At sites with poor (connect-on-demand, or unreliable) network
connections, SMTP connections can often fail. In such situations it
might not be desirable for each workstation to queue the mail locally
for a later attempt. Under V8 sendmail it is
possible to specify a fallback host to which the
mail should instead be forwarded. One such host might be a central
mail hub machine.
The FallbackMXhost option specifies the name of a
mail exchanger machine (MX record) of last resort. It is given an
artificially low priority (high preference number) so that
sendmail tries to connect to it only if all
other connection attempts for the target host have failed.
Beginning with V8.12, the host specified for this option has its MX
records looked up, and those records are added (with artificially
high preference numbers) in place of the host. This can be prevented
(and the old behavior emulated) by surrounding the hostname with
square brackets.
Note that this fallback MX host is used only for connection failures.
Prior to V8.10, it is not used if the name server lookup fails.
Beginning with V8.10, this fallback MX host is also used if the name
server lookup fails. This option is available only for the
[IPC] delivery agent (See this section).

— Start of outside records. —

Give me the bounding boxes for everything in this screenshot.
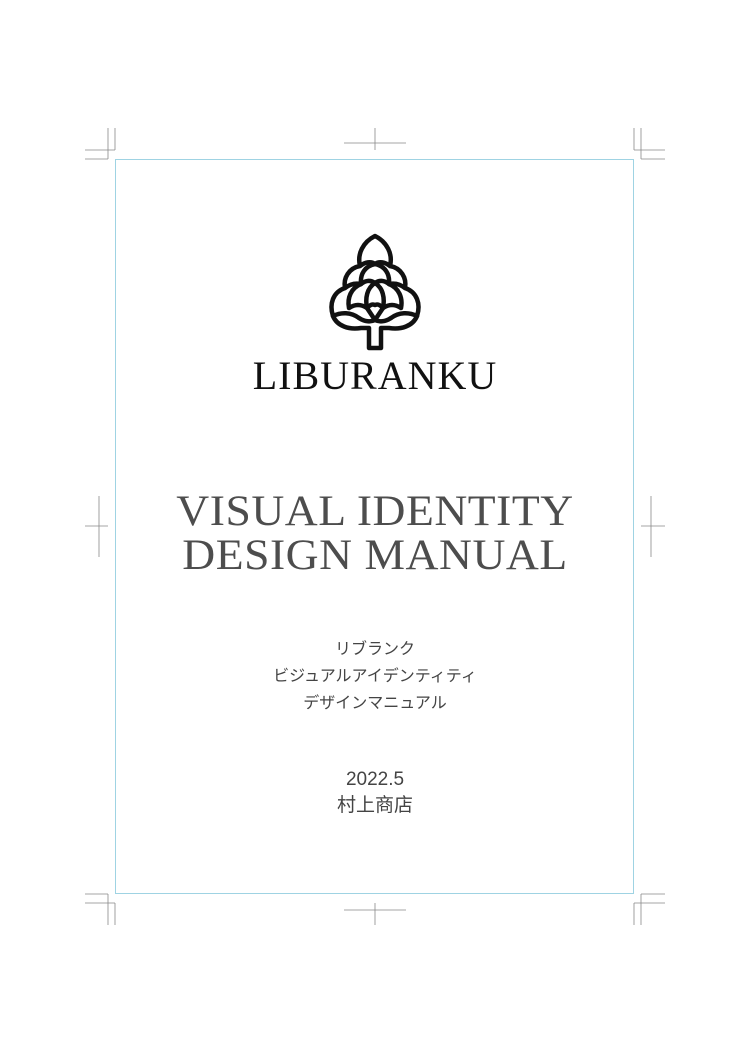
title-line-1: VISUAL IDENTITY bbox=[176, 488, 574, 535]
publication-date: 2022.5 bbox=[345, 769, 405, 790]
brand-name: LIBURANKU bbox=[252, 353, 498, 398]
publication-info: 2022.5 村上商店 bbox=[0, 768, 750, 818]
subtitle-line-2: ビジュアルアイデンティティ bbox=[273, 666, 477, 685]
subtitle-line-1: リブランク bbox=[334, 639, 415, 658]
japanese-subtitle: リブランク ビジュアルアイデンティティ デザインマニュアル bbox=[0, 635, 750, 716]
company-name: 村上商店 bbox=[336, 794, 413, 816]
subtitle-line-3: デザインマニュアル bbox=[303, 693, 447, 712]
document-page: LIBURANKU VISUAL IDENTITY DESIGN MANUAL … bbox=[0, 0, 750, 1055]
title-line-2: DESIGN MANUAL bbox=[182, 532, 568, 579]
artichoke-emblem-icon bbox=[329, 233, 421, 351]
document-title: VISUAL IDENTITY DESIGN MANUAL bbox=[0, 490, 750, 578]
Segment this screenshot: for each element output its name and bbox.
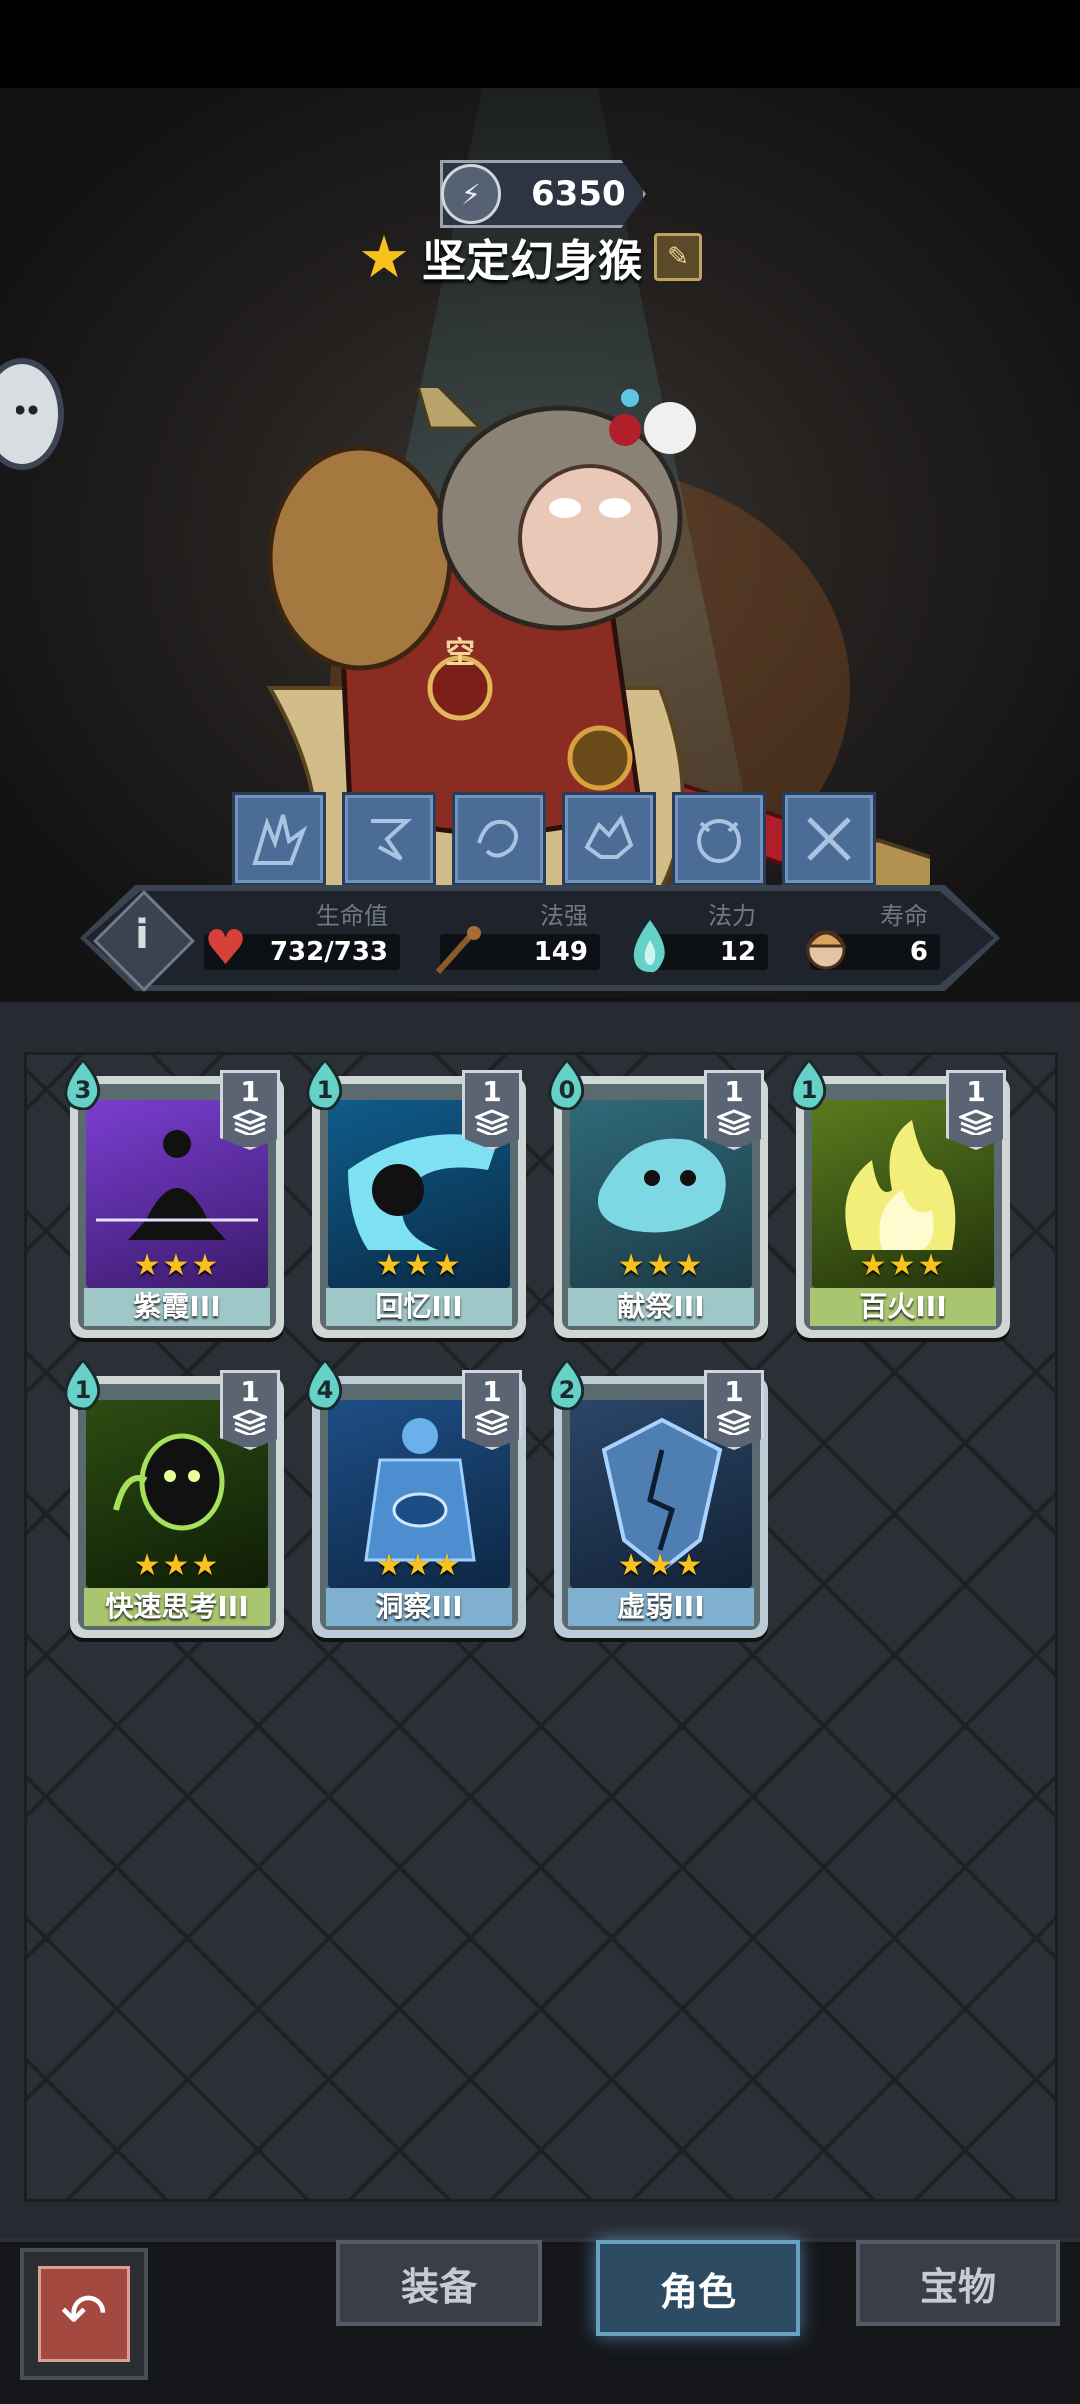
layers-icon	[717, 1109, 751, 1135]
hero-badge: 空	[445, 636, 475, 671]
skill-slots	[232, 792, 876, 886]
card-stars: ★★★	[617, 1548, 705, 1583]
stat-label: 法力	[708, 902, 756, 930]
stat-lifespan: 寿命 6	[800, 896, 940, 986]
skill-slot[interactable]	[452, 792, 546, 886]
card-stars: ★★★	[375, 1548, 463, 1583]
card-stars: ★★★	[133, 1548, 221, 1583]
stat-spell-power: 法强 149	[430, 896, 600, 986]
card-level-badge: 1	[220, 1070, 280, 1150]
card-stars: ★★★	[133, 1248, 221, 1283]
card-stars: ★★★	[859, 1248, 947, 1283]
card-name: 快速思考III	[84, 1588, 270, 1626]
card-level-badge: 1	[220, 1370, 280, 1450]
card-level: 1	[240, 1375, 260, 1408]
stat-label: 生命值	[316, 902, 388, 930]
layers-icon	[233, 1109, 267, 1135]
stat-mana: 法力 12	[628, 896, 768, 986]
info-icon: i	[135, 912, 149, 958]
mana-flame-icon	[633, 920, 665, 973]
skill-slot[interactable]	[342, 792, 436, 886]
card-level: 1	[724, 1075, 744, 1108]
card-stars: ★★★	[375, 1248, 463, 1283]
card-level: 1	[240, 1075, 260, 1108]
card[interactable]: ★★★ 洞察III 4 1	[306, 1360, 526, 1638]
return-arrow-icon: ↶	[38, 2266, 130, 2362]
card-name: 献祭III	[568, 1288, 754, 1326]
card-cost: 3	[74, 1076, 92, 1104]
power-rating: ⚡ 6350	[440, 160, 646, 228]
card-level-badge: 1	[704, 1370, 764, 1450]
power-icon: ⚡	[441, 164, 501, 224]
layers-icon	[475, 1109, 509, 1135]
card-cost: 0	[558, 1076, 576, 1104]
card-level: 1	[724, 1375, 744, 1408]
card-level-badge: 1	[462, 1370, 522, 1450]
hook-icon	[371, 819, 413, 861]
stat-label: 寿命	[880, 902, 928, 930]
swirl-icon	[477, 820, 519, 858]
card[interactable]: ★★★ 虚弱III 2 1	[548, 1360, 768, 1638]
character-portrait-icon	[805, 930, 847, 970]
card-name: 洞察III	[326, 1588, 512, 1626]
card-cost: 4	[316, 1376, 334, 1404]
card-name: 紫霞III	[84, 1288, 270, 1326]
card-level: 1	[482, 1375, 502, 1408]
hero-name-row: ★ 坚定幻身猴 ✎	[358, 225, 702, 289]
side-character-avatar[interactable]	[0, 358, 64, 470]
card-name: 百火III	[810, 1288, 996, 1326]
staff-icon	[435, 926, 481, 975]
card[interactable]: ★★★ 百火III 1 1	[790, 1060, 1010, 1338]
card-cost: 2	[558, 1376, 576, 1404]
stat-label: 法强	[540, 902, 588, 930]
card-level-badge: 1	[462, 1070, 522, 1150]
heart-icon: ♥	[204, 920, 248, 976]
card[interactable]: ★★★ 紫霞III 3 1	[64, 1060, 284, 1338]
layers-icon	[959, 1109, 993, 1135]
layers-icon	[475, 1409, 509, 1435]
burst-icon	[252, 814, 308, 865]
skill-slot[interactable]	[562, 792, 656, 886]
tab-equipment[interactable]: 装备	[336, 2240, 542, 2326]
card-level-badge: 1	[946, 1070, 1006, 1150]
demon-face-icon	[697, 819, 741, 863]
stat-hp: 生命值 732/733 ♥	[200, 896, 400, 986]
card-name: 回忆III	[326, 1288, 512, 1326]
power-value: 6350	[531, 174, 626, 214]
card-name: 虚弱III	[568, 1588, 754, 1626]
layers-icon	[233, 1409, 267, 1435]
card[interactable]: ★★★ 快速思考III 1 1	[64, 1360, 284, 1638]
layers-icon	[717, 1409, 751, 1435]
card-cost: 1	[316, 1076, 334, 1104]
status-bar	[0, 0, 1080, 88]
skill-slot[interactable]	[232, 792, 326, 886]
card-level: 1	[482, 1075, 502, 1108]
card-cost: 1	[74, 1376, 92, 1404]
skill-slot[interactable]	[672, 792, 766, 886]
card-level: 1	[966, 1075, 986, 1108]
skill-slot[interactable]	[782, 792, 876, 886]
tab-treasure[interactable]: 宝物	[856, 2240, 1060, 2326]
tab-character[interactable]: 角色	[596, 2240, 800, 2336]
back-button[interactable]: ↶	[20, 2248, 148, 2380]
card-stars: ★★★	[617, 1248, 705, 1283]
star-icon: ★	[358, 223, 410, 291]
card[interactable]: ★★★ 献祭III 0 1	[548, 1060, 768, 1338]
hero-name: 坚定幻身猴	[422, 236, 642, 287]
card[interactable]: ★★★ 回忆III 1 1	[306, 1060, 526, 1338]
crossed-swords-icon	[807, 817, 851, 861]
card-level-badge: 1	[704, 1070, 764, 1150]
card-cost: 1	[800, 1076, 818, 1104]
edit-name-button[interactable]: ✎	[654, 233, 702, 281]
beast-icon	[584, 814, 634, 859]
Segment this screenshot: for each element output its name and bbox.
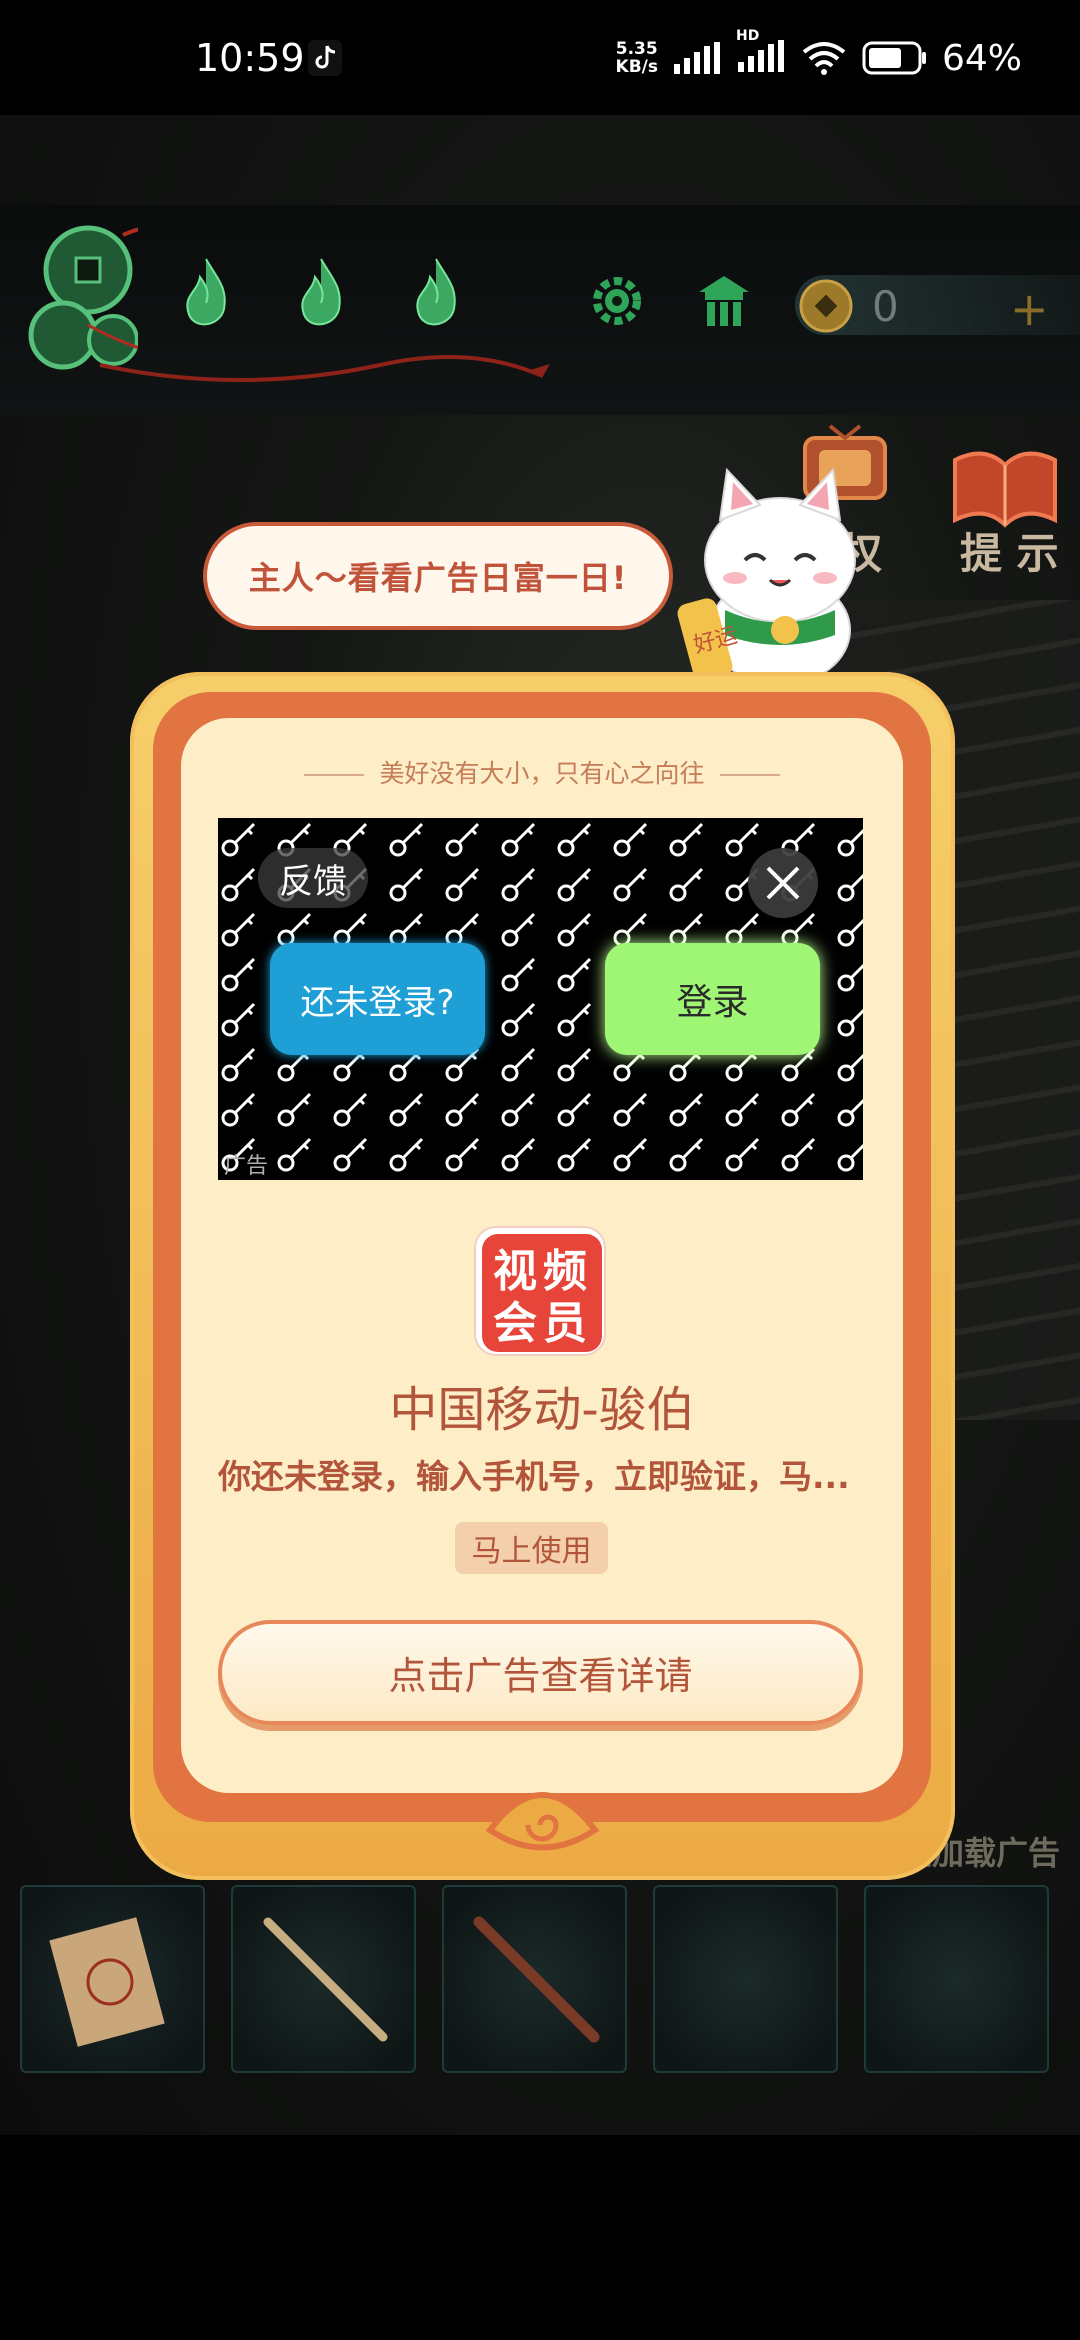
battery-icon xyxy=(862,41,926,75)
bottom-nav-area xyxy=(0,2135,1080,2340)
wifi-icon xyxy=(802,42,846,75)
inventory-bar xyxy=(20,1885,1070,2075)
tagline-text: 美好没有大小，只有心之向往 xyxy=(379,759,705,788)
inventory-slot-5[interactable] xyxy=(864,1885,1049,2073)
coin-count: 0 xyxy=(872,282,899,331)
hint-label[interactable]: 提 示 xyxy=(960,520,1059,581)
signal-hd: HD xyxy=(736,28,786,76)
app-icon-char-2: 频 xyxy=(543,1246,587,1297)
tagline-left-line xyxy=(303,774,364,776)
not-logged-in-button[interactable]: 还未登录? xyxy=(270,943,485,1055)
ad-mark-label: 广告 xyxy=(224,1154,269,1179)
bamboo-stick-item-icon xyxy=(263,1917,388,2042)
inventory-slot-1[interactable] xyxy=(20,1885,205,2073)
gold-coin-icon xyxy=(799,279,853,333)
net-speed-unit: KB/s xyxy=(615,57,658,77)
app-icon-char-1: 视 xyxy=(493,1246,537,1297)
network-speed: 5.35 KB/s xyxy=(616,40,658,76)
speech-bubble-text: 主人～看看广告日富一日! xyxy=(248,559,628,597)
life-flame-icon-1 xyxy=(186,258,226,326)
status-bar: 10:59 5.35 KB/s HD 64% xyxy=(0,0,1080,115)
login-button[interactable]: 登录 xyxy=(605,943,820,1055)
app-icon-char-3: 会 xyxy=(493,1298,537,1349)
use-now-button[interactable]: 马上使用 xyxy=(455,1522,608,1574)
view-ad-details-button[interactable]: 点击广告查看详请 xyxy=(218,1620,863,1725)
signal-icon xyxy=(673,42,720,74)
life-flame-icon-2 xyxy=(301,258,341,326)
paper-charm-item-icon xyxy=(49,1917,165,2047)
settings-gear-icon[interactable] xyxy=(588,272,646,330)
ad-description: 你还未登录，输入手机号，立即验证，马... xyxy=(218,1457,850,1496)
advertiser-name: 中国移动-骏伯 xyxy=(389,1382,695,1438)
ad-video-area[interactable]: 反馈 还未登录? 登录 广告 xyxy=(218,818,863,1180)
app-icon[interactable]: 视 频 会 员 xyxy=(474,1226,606,1356)
battery-percentage: 64% xyxy=(941,37,1022,79)
modal-tagline: 美好没有大小，只有心之向往 xyxy=(181,754,903,790)
lucky-cat-mascot: 好运 xyxy=(677,467,856,686)
shop-pavilion-icon[interactable] xyxy=(695,272,753,330)
wooden-rod-item-icon xyxy=(473,1916,600,2043)
net-speed-value: 5.35 xyxy=(615,39,658,59)
status-time: 10:59 xyxy=(195,36,305,80)
add-coins-plus-icon[interactable]: + xyxy=(1010,282,1049,336)
life-flame-icon-3 xyxy=(416,258,456,326)
ad-feedback-button[interactable]: 反馈 xyxy=(258,848,368,908)
app-icon-char-4: 员 xyxy=(543,1298,587,1349)
inventory-slot-4[interactable] xyxy=(653,1885,838,2073)
hd-label: HD xyxy=(735,28,760,44)
video-member-icon: 视 频 会 员 xyxy=(482,1234,602,1352)
speech-bubble: 主人～看看广告日富一日! xyxy=(203,522,673,630)
status-indicators: 5.35 KB/s HD 64% xyxy=(616,28,1022,80)
inventory-slot-3[interactable] xyxy=(442,1885,627,2073)
cloud-swirl-decoration xyxy=(485,1792,600,1851)
tagline-right-line xyxy=(720,774,781,776)
tiktok-icon xyxy=(308,40,342,76)
signal-icon-2 xyxy=(737,40,784,72)
ad-close-icon[interactable] xyxy=(748,848,818,918)
inventory-slot-2[interactable] xyxy=(231,1885,416,2073)
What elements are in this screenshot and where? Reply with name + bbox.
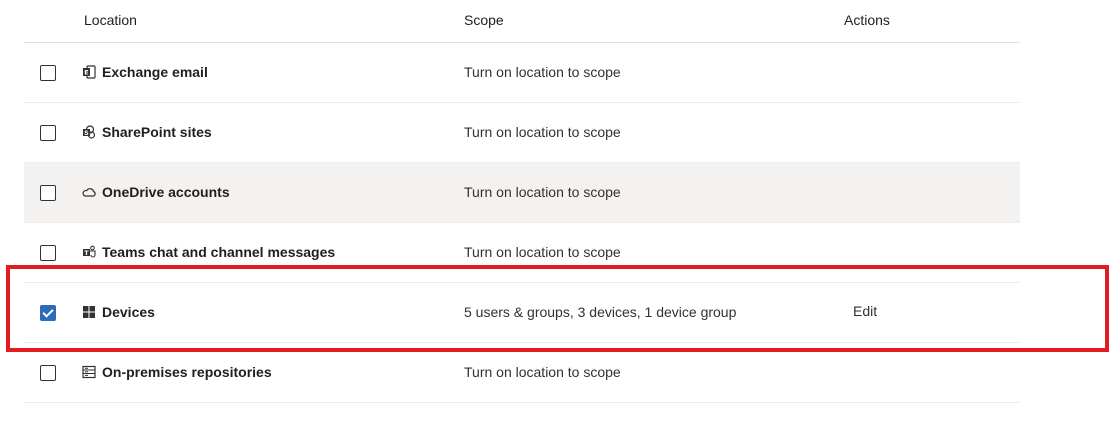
location-scope: 5 users & groups, 3 devices, 1 device gr… — [464, 304, 737, 320]
location-scope: Turn on location to scope — [464, 64, 621, 80]
svg-text:S: S — [84, 129, 89, 137]
column-header-actions: Actions — [844, 12, 890, 28]
sharepoint-icon: S — [82, 125, 96, 139]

Note that MX lookups are available only if
sendmail is compiled with NAMED_BIND defined
(NAMED_BIND).
The forms of the FallbackMXhost option are as
follows:
O FallbackMXhost=host configuration file (V8.7 and later)
-OFallbackMXhost=host command line (V8.7 and later)
define(`confFALLBACK_MX',`host') mc configuration (V8.7 and later)
OVhost configuration file (V8.6 deprecated)
-oVhost command line (V8.6 deprecated)
Here, host is of type
string and is the fully qualified domain name of
the fallback host. If host or the entire
option is missing, no fallback MX record is used. The effect of this
option can be seen by using the /mx rule-testing
command (Section 8.5.2).
The FallbackMXhost option is not safe. If
specified from the command line, it can cause
sendmail to relinquish its special privileges.